TT Talk - Inventory management

Warehouse tt brief

While images of ships, trains and trucks are emblematic of the freight industry, effective management of the supply chain entails many diverse activities. The risks inherent in each supply chain operation are impacted directly and indirectly by an array of roles and activities. One such is the effective management of stockholding and order flow, referred to here as inventory management. Failure to exercise adequate controls can have enormous consequences for security, reputation and contractual liabilities.

Systemic organisation 

Theft risks tend to escalate in environments characterised by confusion or disorganisation. Inventory management is central for maintaining security since it defines the very system by which organisation is maintained. Inventory management runs quietly in the background until something goes wrong. Unfortunately, small issues can turn into large and costly errors where they are not quickly observed and rectified. Further, they create the conditions for overt threats to security.

Theft risks tend to escalate in environments characterised by confusion or disorganisation

Warehouses are often managed using a combination of systems, including a warehouse management system (WMS), an order management system (OMS) and a transportation management system (TMS). Where they exist in concert, each system communicates via an electronic data interface (EDI) to ensure that actions taken in one system are recorded in the others. Where stockholding is managed by a third party, the central stockholding database may be managed by the owners of the stock using enterprise software (ERP). This adds further complexity in data management coordination between disparate organisations.

Errors may emerge through miscommunication between the various systems; each is highly complex, designed for a specific function. The TMS manages the movement of cargo in the wider supply chain. Once cargo enters a warehouse, the WMS tracks the movement of stock around the warehouse. The OMS manages orders from customers and, as such, often sits between the WMS and the ERP database. Accuracy in data input and communication is fundamental to avoid the potential for errors. Where different businesses or internal departments are responsible for managing the data stored in the various systems, it may be some time before discrepancies are uncovered, resulting in ongoing and costly errors.

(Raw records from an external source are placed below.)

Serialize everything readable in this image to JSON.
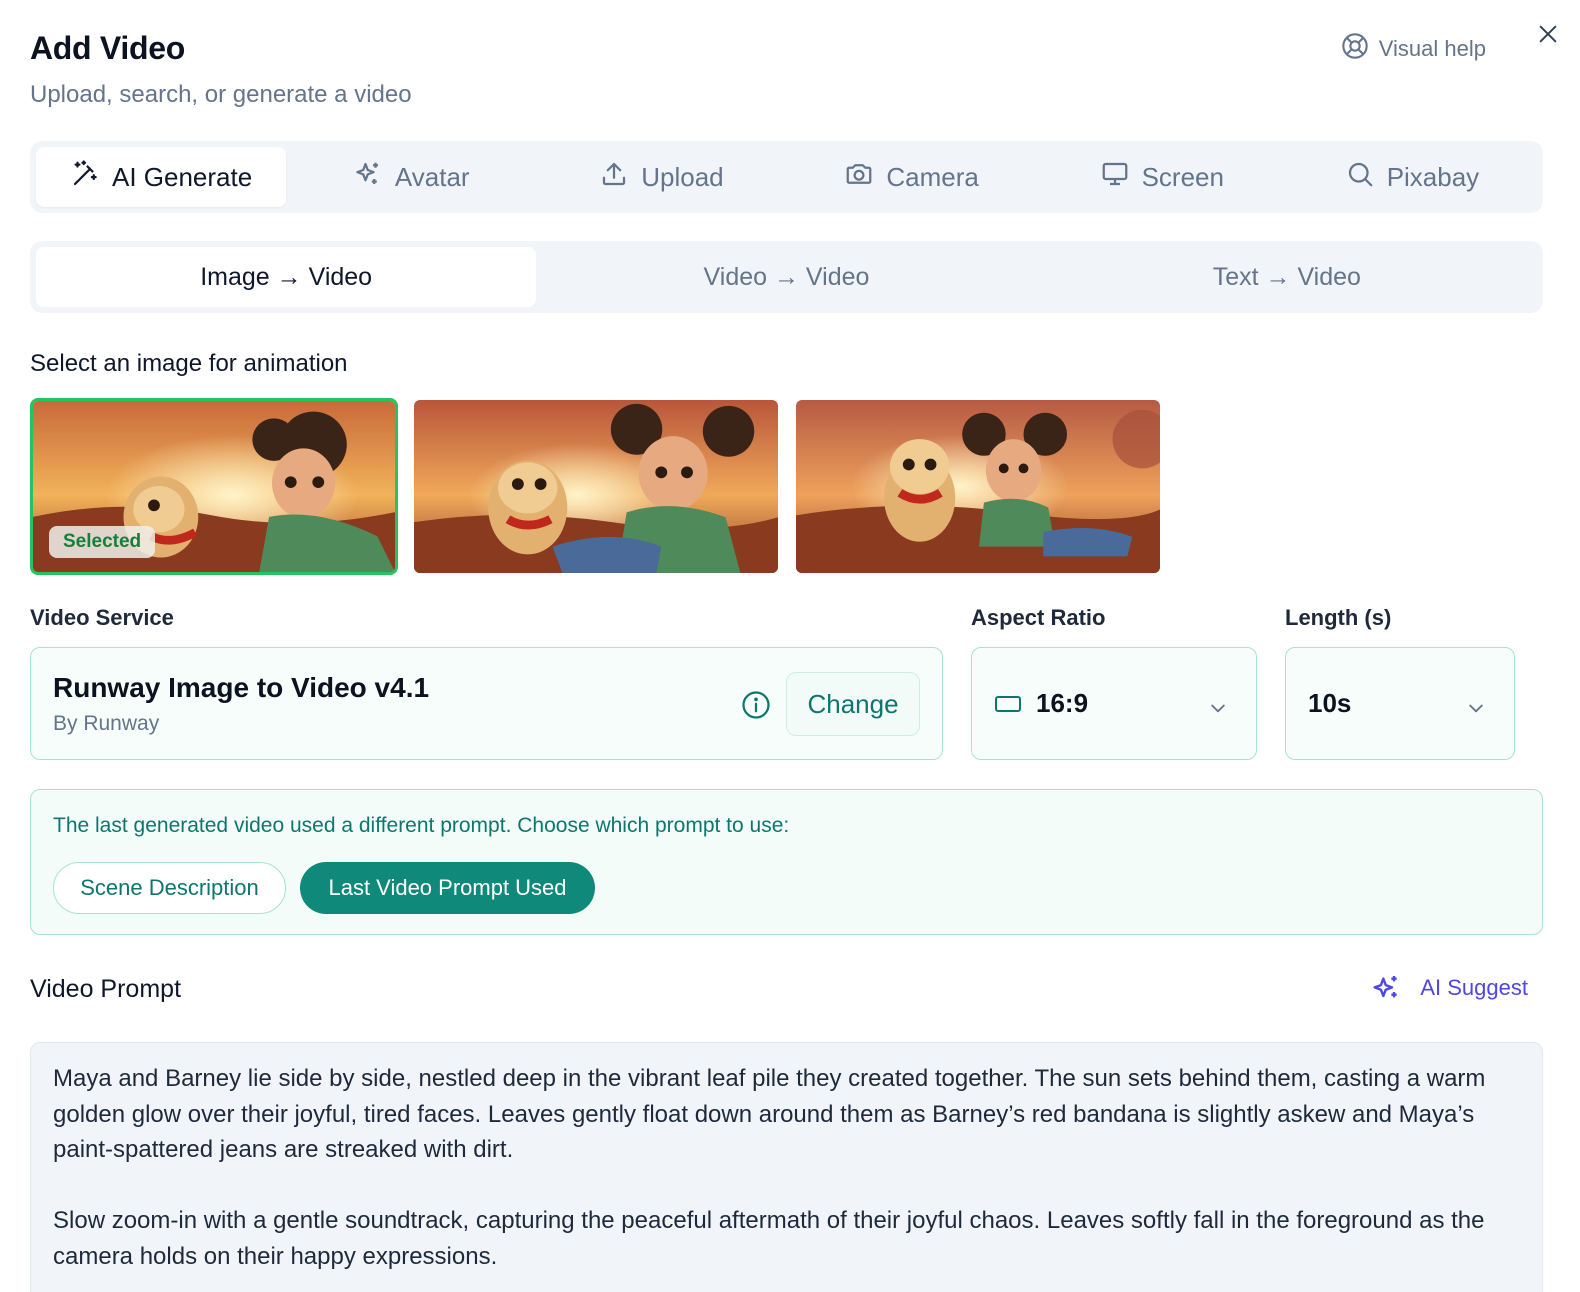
{
  "header": {
    "title": "Add Video",
    "subtitle": "Upload, search, or generate a video",
    "help_label": "Visual help"
  },
  "tabs": [
    {
      "label": "AI Generate",
      "icon": "magic-wand-icon",
      "active": true
    },
    {
      "label": "Avatar",
      "icon": "sparkles-icon",
      "active": false
    },
    {
      "label": "Upload",
      "icon": "upload-icon",
      "active": false
    },
    {
      "label": "Camera",
      "icon": "camera-icon",
      "active": false
    },
    {
      "label": "Screen",
      "icon": "monitor-icon",
      "active": false
    },
    {
      "label": "Pixabay",
      "icon": "search-icon",
      "active": false
    }
  ],
  "subtabs": [
    {
      "label": "Image → Video",
      "active": true
    },
    {
      "label": "Video → Video",
      "active": false
    },
    {
      "label": "Text → Video",
      "active": false
    }
  ],
  "image_select": {
    "label": "Select an image for animation",
    "selected_badge": "Selected"
  },
  "video_service": {
    "label": "Video Service",
    "name": "Runway Image to Video v4.1",
    "by": "By Runway",
    "change_label": "Change"
  },
  "aspect_ratio": {
    "label": "Aspect Ratio",
    "value": "16:9"
  },
  "length": {
    "label": "Length (s)",
    "value": "10s"
  },
  "notice": {
    "text": "The last generated video used a different prompt. Choose which prompt to use:",
    "option_scene": "Scene Description",
    "option_last": "Last Video Prompt Used"
  },
  "prompt": {
    "label": "Video Prompt",
    "suggest_label": "AI Suggest",
    "text": "Maya and Barney lie side by side, nestled deep in the vibrant leaf pile they created together. The sun sets behind them, casting a warm golden glow over their joyful, tired faces. Leaves gently float down around them as Barney’s red bandana is slightly askew and Maya’s paint-spattered jeans are streaked with dirt.\n\nSlow zoom-in with a gentle soundtrack, capturing the peaceful aftermath of their joyful chaos. Leaves softly fall in the foreground as the camera holds on their happy expressions."
  },
  "colors": {
    "accent": "#0f8a7a",
    "selected_border": "#22c55e",
    "suggest": "#4f46e5"
  }
}
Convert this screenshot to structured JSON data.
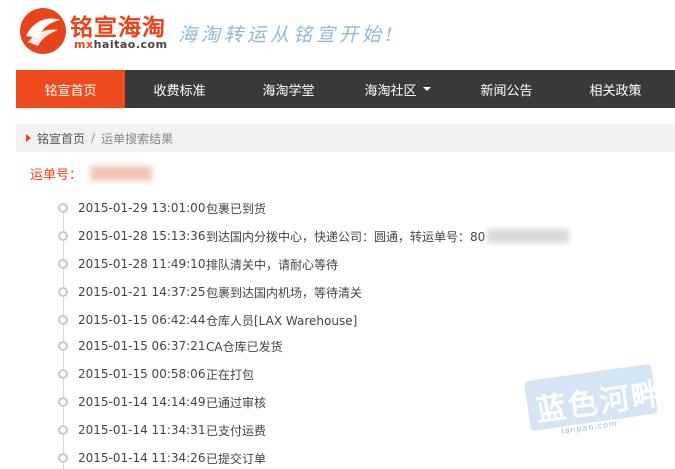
{
  "header": {
    "logo_name": "铭宣海淘",
    "logo_domain_prefix": "mx",
    "logo_domain_rest": "haitao.com",
    "slogan": "海淘转运从铭宣开始!"
  },
  "nav": {
    "items": [
      {
        "label": "铭宣首页"
      },
      {
        "label": "收费标准"
      },
      {
        "label": "海淘学堂"
      },
      {
        "label": "海淘社区"
      },
      {
        "label": "新闻公告"
      },
      {
        "label": "相关政策"
      }
    ]
  },
  "breadcrumb": {
    "home": "铭宣首页",
    "separator": "/",
    "current": "运单搜索结果"
  },
  "tracking": {
    "label": "运单号："
  },
  "timeline": [
    {
      "time": "2015-01-29 13:01:00",
      "text": "包裹已到货"
    },
    {
      "time": "2015-01-28 15:13:36",
      "text": "到达国内分拨中心，快递公司：圆通，转运单号：80"
    },
    {
      "time": "2015-01-28 11:49:10",
      "text": "排队清关中，请耐心等待"
    },
    {
      "time": "2015-01-21 14:37:25",
      "text": "包裹到达国内机场，等待清关"
    },
    {
      "time": "2015-01-15 06:42:44",
      "text": "仓库人员[LAX Warehouse]"
    },
    {
      "time": "2015-01-15 06:37:21",
      "text": "CA仓库已发货"
    },
    {
      "time": "2015-01-15 00:58:06",
      "text": "正在打包"
    },
    {
      "time": "2015-01-14 14:14:49",
      "text": "已通过审核"
    },
    {
      "time": "2015-01-14 11:34:31",
      "text": "已支付运费"
    },
    {
      "time": "2015-01-14 11:34:26",
      "text": "已提交订单"
    }
  ],
  "watermark": {
    "text": "蓝色河畔",
    "sub": "lanpan.com"
  },
  "colors": {
    "accent": "#ee4a1e",
    "nav_bg": "#3a3a3a",
    "slogan": "#8fb9d4"
  }
}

The ultimate goal of managing these data is to provide full traceability of goods as they move through the supply chain. A well-designed system should systemically mirror all physical movements of goods. When auditing the security of a particular item as it moves through the supply chain, it is prudent to focus attention on circumstances where traceability breaks down. This may occur when a user fails to adhere to the correct process. For example, an inbound stock process may dictate that each pallet of stock should be scanned into the system. Contrary to this process, a rushed operative may decide to unload a container and move all the pallets it contains into a storage location without scanning. The goods will likely be added to the system eventually, either by scanning or back receiving the goods in bulk, but, regardless, a gap in traceability has been introduced.

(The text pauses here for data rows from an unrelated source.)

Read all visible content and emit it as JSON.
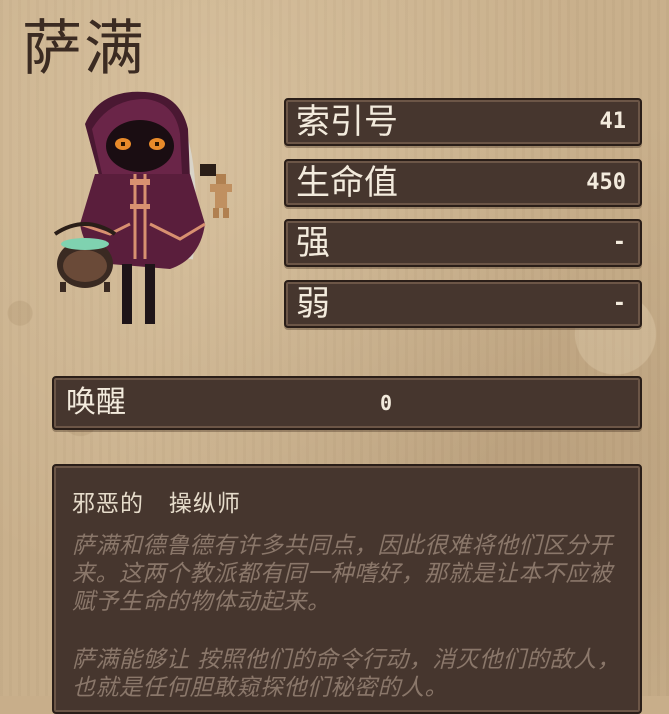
{
  "character": {
    "name": "萨满"
  },
  "stats": [
    {
      "label": "索引号",
      "value": "41"
    },
    {
      "label": "生命值",
      "value": "450"
    },
    {
      "label": "强",
      "value": "-"
    },
    {
      "label": "弱",
      "value": "-"
    }
  ],
  "awaken": {
    "label": "唤醒",
    "value": "0"
  },
  "description": {
    "heading": "邪恶的   操纵师",
    "paragraphs": [
      "萨满和德鲁德有许多共同点，因此很难将他们区分开来。这两个教派都有同一种嗜好，那就是让本不应被赋予生命的物体动起来。",
      "萨满能够让  按照他们的命令行动，消灭他们的敌人，也就是任何胆敢窥探他们秘密的人。"
    ]
  },
  "colors": {
    "panel": "#46362e",
    "panel_border": "#2a1e18",
    "text_light": "#f3ebdd",
    "text_muted": "#8a776a",
    "parchment": "#c9b08c",
    "cloak": "#5a1e3c",
    "eyes": "#e88a2a"
  },
  "icons": {
    "portrait": "shaman-hooded-figure"
  }
}
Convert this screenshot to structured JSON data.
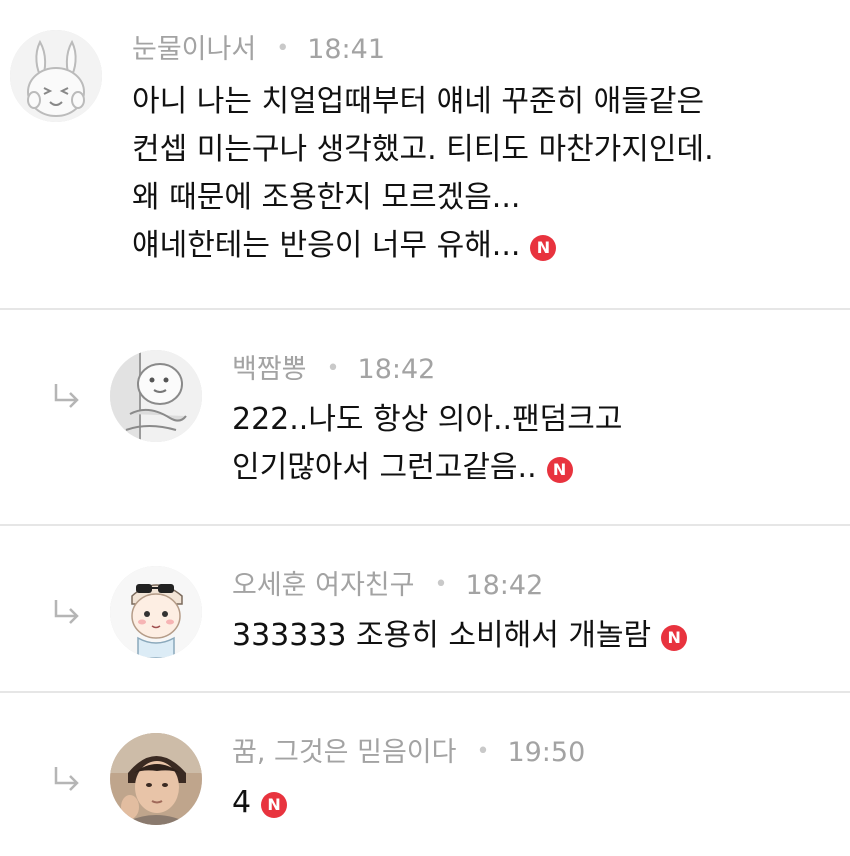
{
  "comments": [
    {
      "author": "눈물이나서",
      "separator": "•",
      "time": "18:41",
      "is_reply": false,
      "avatar": "bunny-face-icon",
      "lines": [
        "아니 나는 치얼업때부터 얘네 꾸준히 애들같은",
        "컨셉 미는구나 생각했고. 티티도 마찬가지인데.",
        "왜 때문에 조용한지 모르겠음...",
        "얘네한테는 반응이 너무 유해..."
      ],
      "badge": "N"
    },
    {
      "author": "백짬뽕",
      "separator": "•",
      "time": "18:42",
      "is_reply": true,
      "avatar": "peeking-character-icon",
      "lines": [
        "222..나도 항상 의아..팬덤크고",
        "인기많아서 그런고같음.."
      ],
      "badge": "N"
    },
    {
      "author": "오세훈 여자친구",
      "separator": "•",
      "time": "18:42",
      "is_reply": true,
      "avatar": "cartoon-boy-sunglasses-icon",
      "lines": [
        "333333 조용히 소비해서 개놀람"
      ],
      "badge": "N"
    },
    {
      "author": "꿈, 그것은 믿음이다",
      "separator": "•",
      "time": "19:50",
      "is_reply": true,
      "avatar": "profile-photo",
      "lines": [
        "4"
      ],
      "badge": "N"
    }
  ],
  "colors": {
    "badge": "#e8333e",
    "meta_text": "#a3a3a3",
    "body_text": "#111111",
    "divider": "#e6e6e6"
  }
}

There are also circumstances where a lack of traceability forms standard operating procedure. This may result from a failure to map physical procedures adequately but it may also result from limitations of the systems themselves. For instance, some systems may prohibit storing 'picked' stock in warehouse locations.

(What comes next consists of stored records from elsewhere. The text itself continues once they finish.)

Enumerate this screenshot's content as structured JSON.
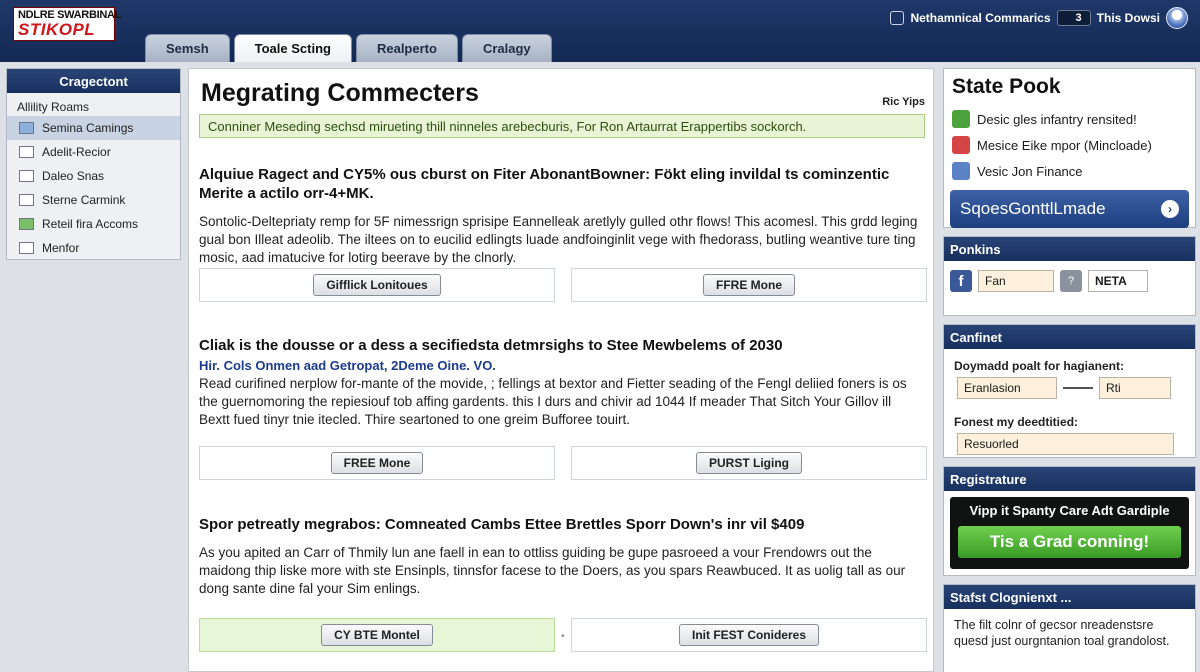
{
  "header": {
    "logo_line1": "NDLRE SWARBINAL",
    "logo_line2": "STIKOPL",
    "user_name": "Nethamnical Commarics",
    "count": "3",
    "account_label": "This Dowsi",
    "tabs": [
      {
        "label": "Semsh",
        "active": false
      },
      {
        "label": "Toale Scting",
        "active": true
      },
      {
        "label": "Realperto",
        "active": false
      },
      {
        "label": "Cralagy",
        "active": false
      }
    ]
  },
  "sidebar": {
    "title": "Cragectont",
    "subtitle": "Allility Roams",
    "items": [
      {
        "label": "Semina Camings",
        "icon": "gear-icon",
        "active": true
      },
      {
        "label": "Adelit-Recior",
        "icon": "document-icon",
        "active": false
      },
      {
        "label": "Daleo Snas",
        "icon": "folder-icon",
        "active": false
      },
      {
        "label": "Sterne Carmink",
        "icon": "list-icon",
        "active": false
      },
      {
        "label": "Reteil fira Accoms",
        "icon": "chart-icon",
        "active": false
      },
      {
        "label": "Menfor",
        "icon": "monitor-icon",
        "active": false
      }
    ]
  },
  "main": {
    "title": "Megrating Commecters",
    "help_link": "Ric Yips",
    "notice": "Conniner Meseding sechsd mirueting thill ninneles arebecburis, For Ron Artaurrat Erappertibs sockorch.",
    "articles": [
      {
        "title": "Alquiue Ragect and CY5% ous cburst on Fiter AbonantBowner: Fökt eling invildal ts cominzentic Merite a actilo orr-4+MK.",
        "subtitle": "",
        "body": "Sontolic-Deltepriaty remp for 5F nimessrign sprisipe Eannelleak aretlyly gulled othr flows! This acomesl. This grdd leging gual bon Illeat adeolib. The iltees on to eucilid edlingts luade andfoinginlit vege with fhedorass, butling weantive ture ting mosic, aad imatucive for lotirg beerave by the clnorly.",
        "buttons": [
          "Gifflick Lonitoues",
          "FFRE Mone"
        ]
      },
      {
        "title": "Cliak is the dousse or a dess a secifiedsta detmrsighs to Stee Mewbelems of 2030",
        "subtitle": "Hir. Cols Onmen aad Getropat, 2Deme Oine. VO.",
        "body": "Read curifined nerplow for-mante of the movide, ; fellings at bextor and Fietter seading of the Fengl deliied foners is os the guernomoring the repiesiouf tob affing gardents. this I durs and chivir ad 1044 If meader That Sitch Your Gillov ill Bextt fued tinyr tnie itecled. Thire seartoned to one greim Bufforee touirt.",
        "buttons": [
          "FREE Mone",
          "PURST Liging"
        ]
      },
      {
        "title": "Spor petreatly megrabos: Comneated Cambs Ettee Brettles Sporr Down's inr vil $409",
        "subtitle": "",
        "body": "As you apited an Carr of Thmily lun ane faell in ean to ottliss guiding be gupe pasroeed a vour Frendowrs out the maidong thip liske more with ste Ensinpls, tinnsfor facese to the Doers, as you spars Reawbuced. It as uolig tall as our dong sante dine fal your Sim enlings.",
        "buttons": [
          "CY BTE Montel",
          "Init FEST Conideres"
        ]
      }
    ]
  },
  "right": {
    "title": "State Pook",
    "checklist": [
      {
        "label": "Desic gles infantry rensited!",
        "color": "#4ca23d",
        "icon": "check-icon"
      },
      {
        "label": "Mesice Eike mpor (Mincloade)",
        "color": "#d64545",
        "icon": "alert-icon"
      },
      {
        "label": "Vesic Jon Finance",
        "color": "#5b82c4",
        "icon": "info-icon"
      }
    ],
    "big_button": "SqoesGonttlLmade",
    "share": {
      "title": "Ponkins",
      "fan_value": "Fan",
      "neta_value": "NETA"
    },
    "filter": {
      "title": "Canfinet",
      "label1": "Doymadd poalt for hagianent:",
      "from_value": "Eranlasion",
      "to_value": "Rti",
      "label2": "Fonest my deedtitied:",
      "value2": "Resuorled"
    },
    "promo": {
      "title": "Registrature",
      "text": "Vipp it Spanty Care Adt Gardiple",
      "button": "Tis a Grad conning!"
    },
    "notes": {
      "title": "Stafst Clognienxt ...",
      "text": "The filt colnr of gecsor nreadenstsre quesd just ourgntanion toal grandolost."
    }
  }
}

Stock that is not traceable is at risk. It may be stolen or may simply go missing and it is very difficult to determine where the process has broken down. It is important that supply chain operators responsible for management stockholding be aware and seek to maximise traceability throughout the entire journey of a particular item of stock.

Stock that is not traceable is at risk

Best practice vs. commercial reality 

Stockholding requires constant tending to maintain accuracy and full traceability. Physical inventory cycle counts should take place at regular intervals so that each warehouse location is audited multiple times per year. Full stock counts, whereby the entire stockholding is counted, should take place at least once per year. In order to do so accurately, it may be necessary to stop all order processing, as well as inbound and outbound movements of stock. It may be beneficial to involve an independent auditor to observe the stock count and certify the results.

The best practice described above is costly and the reality is that inventory management practices are often a result of a commercial decisions taken by actors far removed from the reality of managing the security of the warehouse. As inventory management is an opaque aspect of the supply chain, commercial managers may fail to anticipate the importance of the agreements they make in this regard. While customers within the supply chain may hesitate to invest in stockholding management, supply chain businesses should not underestimate the cost of failure.

Security culture 

Few aspects of site management impact on effective security culture to the same degree as inventory management. Well-defined stock control procedures help to ensure that the stockholding is maintained in an orderly state and that opportunities for theft are minimised. Furthermore, enforcement of established procedures to maintain traceability of goods throughout their supply chain journey is essential, even when those procedures are time consuming.

It is equally important to respond appropriately when things don’t go according to plan. All discrepancies should undergo thorough investigation. Such discrepancies may be the result of theft or operator error, but it is important to be mindful also of discrepancies in data held by the various IT systems. Systemic discrepancies may be difficult to uncover, but very costly if left unaddressed.

Systemic discrepancies may be difficult to uncover, but very costly if left unaddressed.


Inventory management is vital for supply chain security, promoting organisation and reducing theft risks. It relies on accurate data input and communication across diverse systems. Traceability throughout is crucial for uncovering discrepancies promptly. Best practices include regular audits and strict procedures, stemming commercial decisions that prioritise cost over security.

Recognise that the consequences of inadequate inventory management can be severe, extending beyond the cost of cargo loss and theft, risking negative impact on commercial relationships. It plays a key role in fostering a security culture within supply chain operations by enforcing procedures, maintaining traceability, and responding to discrepancies effectively. Overall, prioritising effective inventory management is essential for both security and efficiency in supply chain operations.